世界の底辺からサラリーマンが叫ぶ

できるだけ残業を少なくして、自分の人生を楽しむための方法をサラリーマン20年の経験からお話します。

自己啓発の学習が労働時間に入るとの方針。これは労働者のクビを締める流れ。

www.nikkei.com

電通過労死事件の影響で厚労省が活発に動いています。

亡くなった電通の女性には気の毒だけれど、適正ではない残業が世の中から減って、生産性の高い働き方へ世の中がシフトする良いきっかけにはなったなと感じていました。

ただそんな中で目にしたニュースがこれです。

 

なんでも、自己啓発と称して社内で仕事をしている人がいた事からの流れのようですが、これにはクビを傾げてしまいます。

自己啓発が労働であるとするのならば、起きている間の殆どの時間を自己啓発に費やしている意識高い自己啓発マニアは残業代がもらい放題で大歓喜です。

もちろん、厚労省の方針では上司からの暗黙の指示などがあった場合という前提条件があるようですが、そんなのはどうにでもなるでしょう。

 

自分がNTTに在籍していた入社4年目のこと。

地方で営業をしていたところ、管理部署のデータ分析チームに配置転換となったことがあります。

地方で営業しかしてこなかった自分はデータ分析ソフトのアクセスはおろか、Excelさえもまともに使うことができませんでした。

データ分析チームでこの2つのソフトを使えないのは致命的です。

3500円する本を購入し、それぞれ1週間で読破しました。

本を読むことで、たどたどしくもデータ分析チームの一員として働くことができました。

必要に迫られてExcelAccessを学んだあの1週間が、今までの自分の自己啓発の中では思い出深いものでした。

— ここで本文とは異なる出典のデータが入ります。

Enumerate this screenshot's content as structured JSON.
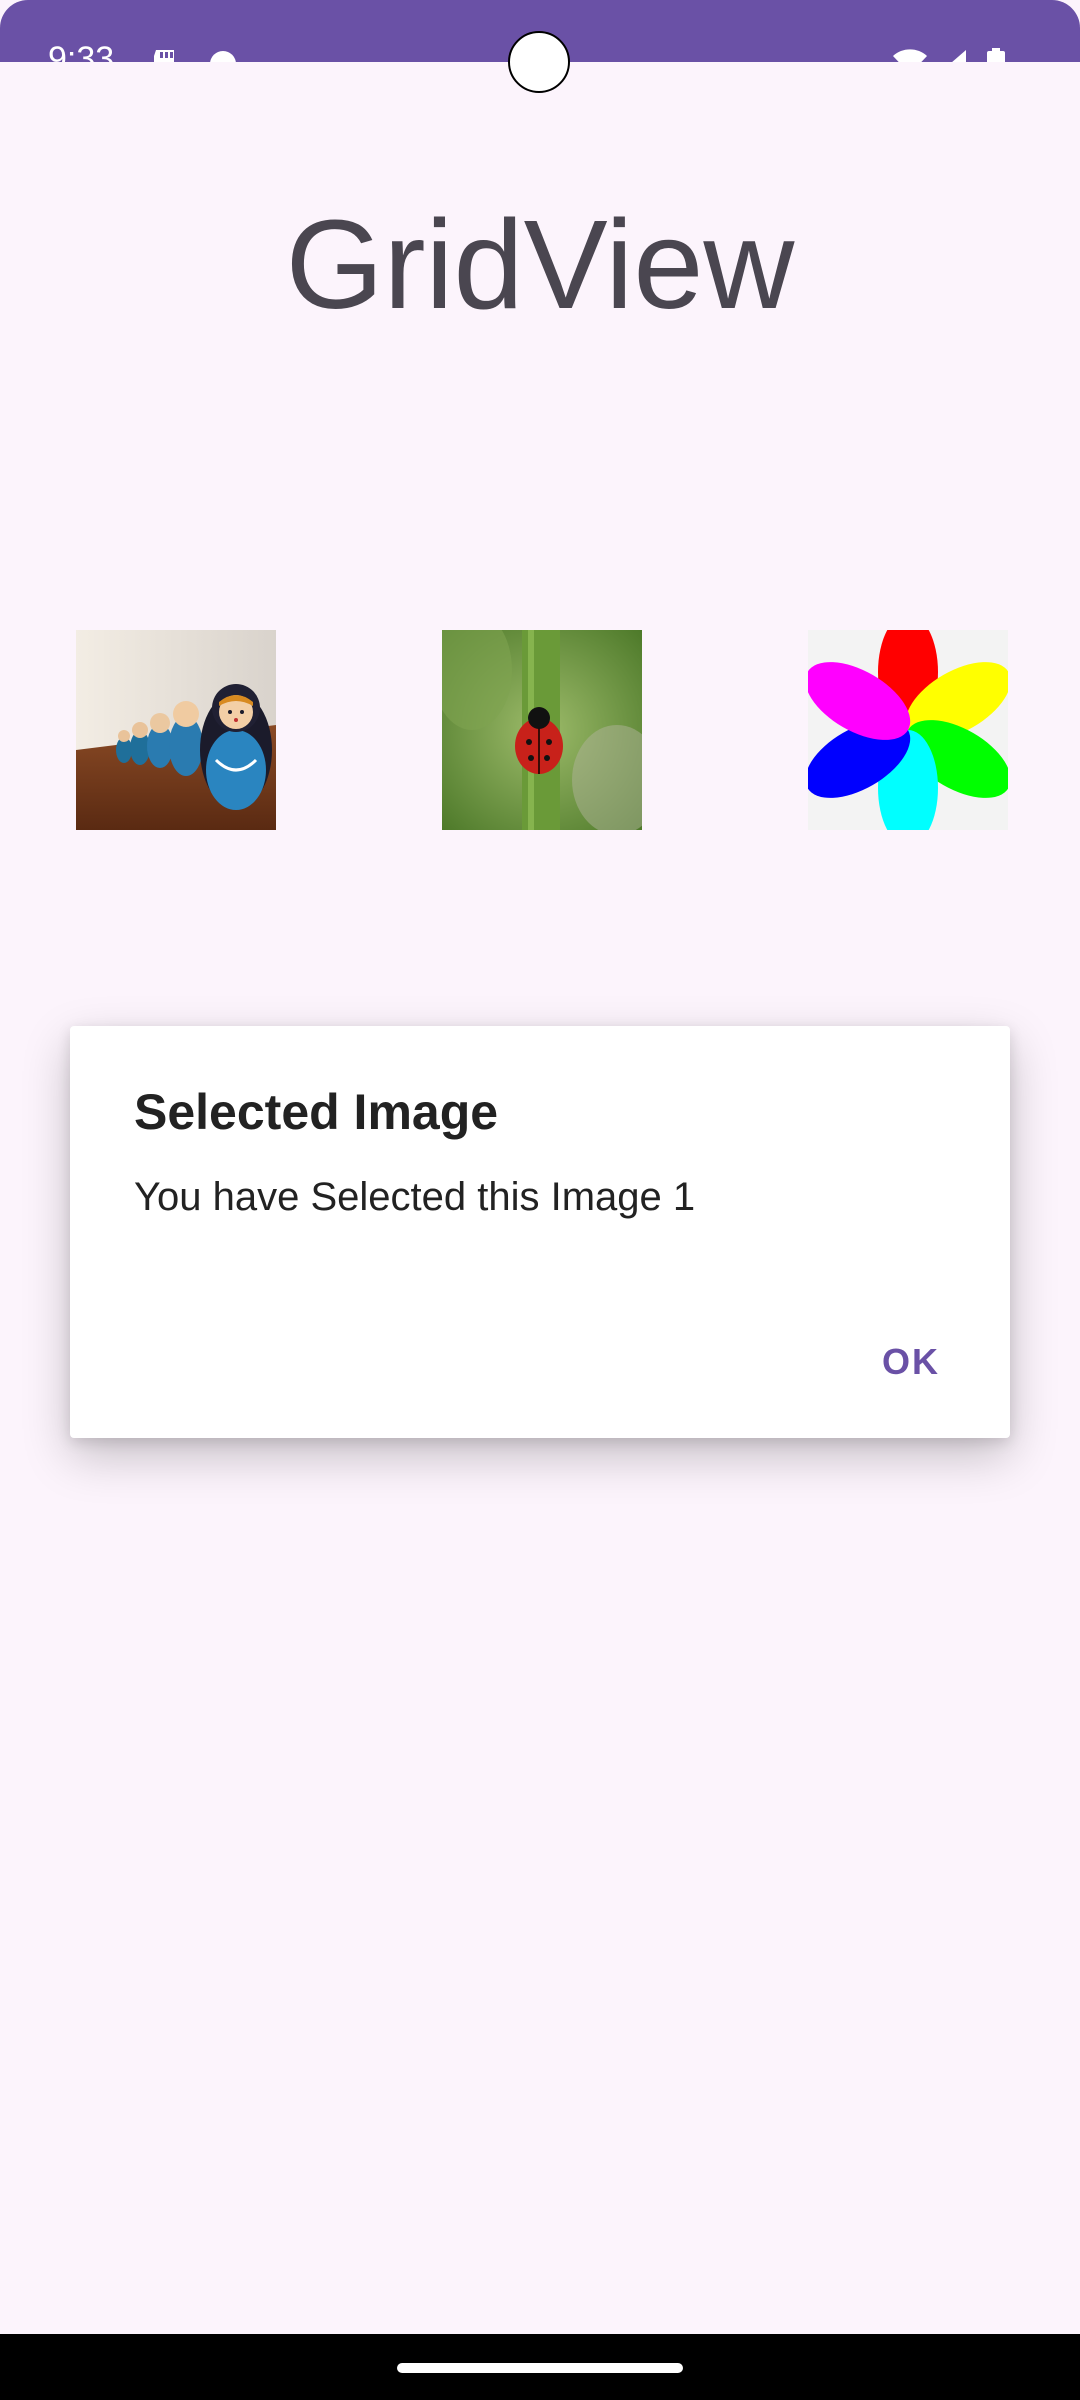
{
  "status_bar": {
    "time": "9:33",
    "icons": [
      "sd-card-icon",
      "android-debug-icon",
      "wifi-icon",
      "signal-icon",
      "battery-icon"
    ],
    "color": "#6a51a6"
  },
  "app": {
    "title": "GridView",
    "background": "#fcf4fc"
  },
  "grid": {
    "items": [
      {
        "name": "grid-image-matryoshka",
        "icon": "matryoshka-dolls-photo"
      },
      {
        "name": "grid-image-ladybug",
        "icon": "ladybug-photo"
      },
      {
        "name": "grid-image-pinwheel",
        "icon": "pinwheel-flower-icon"
      }
    ]
  },
  "dialog": {
    "title": "Selected Image",
    "message": "You have Selected this Image 1",
    "ok_label": "OK",
    "accent": "#6a51a6"
  },
  "nav_bar": {
    "color": "#000000"
  }
}
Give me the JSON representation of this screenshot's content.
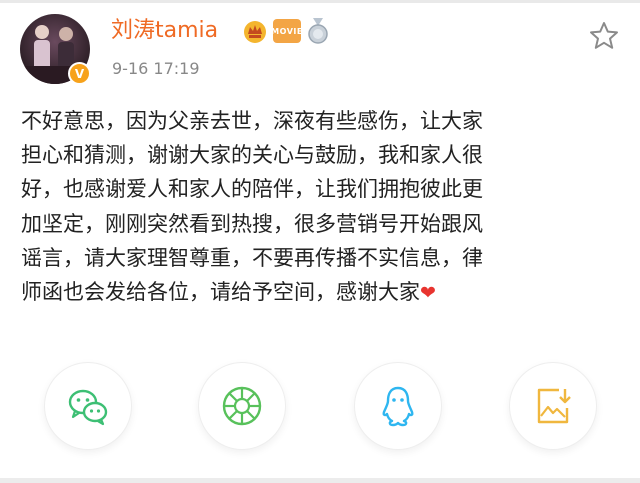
{
  "post": {
    "username": "刘涛tamia",
    "timestamp": "9-16 17:19",
    "badge_movie": "MOVIE",
    "verified_mark": "V",
    "lines": [
      "不好意思，因为父亲去世，深夜有些感伤，让大家",
      "担心和猜测，谢谢大家的关心与鼓励，我和家人很",
      "好，也感谢爱人和家人的陪伴，让我们拥抱彼此更",
      "加坚定，刚刚突然看到热搜，很多营销号开始跟风",
      "谣言，请大家理智尊重，不要再传播不实信息，律",
      "师函也会发给各位，请给予空间，感谢大家"
    ],
    "heart": "❤"
  },
  "share_icons": [
    "wechat-icon",
    "moments-icon",
    "qq-icon",
    "save-image-icon"
  ],
  "colors": {
    "username": "#ef6a24",
    "wechat": "#3dbf74",
    "moments": "#58c15b",
    "qq": "#2eb6f0",
    "save": "#f0b73e"
  }
}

あの経験があるから、新しい物事に取り組まなくてはならない時にも、また本を読んで頑張れば良いと思えます。

 

もしもこのExcelAccessを覚える自己啓発に残業代が出ているとしたらどうなるでしょう。

恐らく上司は、過度な自己啓発学習はやめさせるでしょう。

そして、自分はスキルアップの機会と、壁を乗り越える経験を獲得することができなかったのではないでしょうか。

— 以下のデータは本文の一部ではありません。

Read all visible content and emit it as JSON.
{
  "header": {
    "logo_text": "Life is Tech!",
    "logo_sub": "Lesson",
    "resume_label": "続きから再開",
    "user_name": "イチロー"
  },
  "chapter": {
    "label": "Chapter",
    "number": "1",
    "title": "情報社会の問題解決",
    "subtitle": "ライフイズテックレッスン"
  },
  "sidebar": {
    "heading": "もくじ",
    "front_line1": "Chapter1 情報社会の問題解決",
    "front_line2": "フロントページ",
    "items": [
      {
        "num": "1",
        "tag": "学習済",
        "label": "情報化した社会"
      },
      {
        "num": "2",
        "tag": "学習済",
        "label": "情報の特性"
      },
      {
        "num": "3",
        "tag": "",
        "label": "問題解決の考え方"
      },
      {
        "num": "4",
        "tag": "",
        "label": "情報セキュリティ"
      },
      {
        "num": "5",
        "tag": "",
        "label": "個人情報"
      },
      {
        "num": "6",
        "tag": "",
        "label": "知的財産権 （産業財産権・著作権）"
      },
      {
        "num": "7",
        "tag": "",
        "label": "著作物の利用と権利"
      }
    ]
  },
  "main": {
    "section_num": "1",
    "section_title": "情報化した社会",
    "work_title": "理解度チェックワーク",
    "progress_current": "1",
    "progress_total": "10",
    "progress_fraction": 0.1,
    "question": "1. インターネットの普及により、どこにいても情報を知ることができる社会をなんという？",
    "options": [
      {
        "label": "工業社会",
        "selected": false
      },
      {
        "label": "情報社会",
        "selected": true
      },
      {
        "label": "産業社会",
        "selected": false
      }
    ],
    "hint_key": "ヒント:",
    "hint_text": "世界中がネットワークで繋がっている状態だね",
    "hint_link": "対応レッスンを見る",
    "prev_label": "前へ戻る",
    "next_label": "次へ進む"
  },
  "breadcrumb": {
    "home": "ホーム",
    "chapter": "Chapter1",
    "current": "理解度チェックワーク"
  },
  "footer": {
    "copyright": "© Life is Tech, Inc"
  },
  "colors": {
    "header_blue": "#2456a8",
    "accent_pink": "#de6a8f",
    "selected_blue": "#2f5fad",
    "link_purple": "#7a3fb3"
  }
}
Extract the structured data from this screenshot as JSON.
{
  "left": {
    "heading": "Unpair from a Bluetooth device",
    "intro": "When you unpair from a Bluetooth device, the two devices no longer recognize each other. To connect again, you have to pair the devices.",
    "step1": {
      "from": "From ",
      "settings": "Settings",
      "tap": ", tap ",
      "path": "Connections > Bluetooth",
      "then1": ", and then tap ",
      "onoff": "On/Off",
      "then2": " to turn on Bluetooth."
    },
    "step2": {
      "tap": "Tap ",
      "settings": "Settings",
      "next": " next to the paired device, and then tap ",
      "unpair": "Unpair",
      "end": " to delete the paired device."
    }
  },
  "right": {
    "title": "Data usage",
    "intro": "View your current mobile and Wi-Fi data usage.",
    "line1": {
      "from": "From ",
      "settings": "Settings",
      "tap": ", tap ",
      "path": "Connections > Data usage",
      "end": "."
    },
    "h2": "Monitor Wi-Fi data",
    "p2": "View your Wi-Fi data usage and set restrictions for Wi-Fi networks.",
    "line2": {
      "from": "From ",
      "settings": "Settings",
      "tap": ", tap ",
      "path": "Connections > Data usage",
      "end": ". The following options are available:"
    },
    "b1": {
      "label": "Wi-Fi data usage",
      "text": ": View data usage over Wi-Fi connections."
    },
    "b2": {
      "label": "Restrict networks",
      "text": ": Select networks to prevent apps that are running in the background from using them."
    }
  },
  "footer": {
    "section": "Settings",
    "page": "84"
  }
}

過度な労働者保護は、労働者が力をつける機会を奪ってしまいかねません。

力をつけていない労働者は、ずっと同じ仕事をゆっくりと成長しながら続けるしかなくなってしまいます。

 

また、あまりに労働者保護が進むと、経営者は社員を雇いたくなくなってしまうでしょう。

労使関係が存在しない業務委託を中心にするか、残業をしてお、自己啓発をしても、絶対に上司や経営者に迷惑をかけない今以上のソルジャー気質を持つ社員のみを雇うようになってしまうのではないでしょうか。

 

行き過ぎた保護はかえって私達サラリーマンのクビを絞めてしまいそうで怖いです。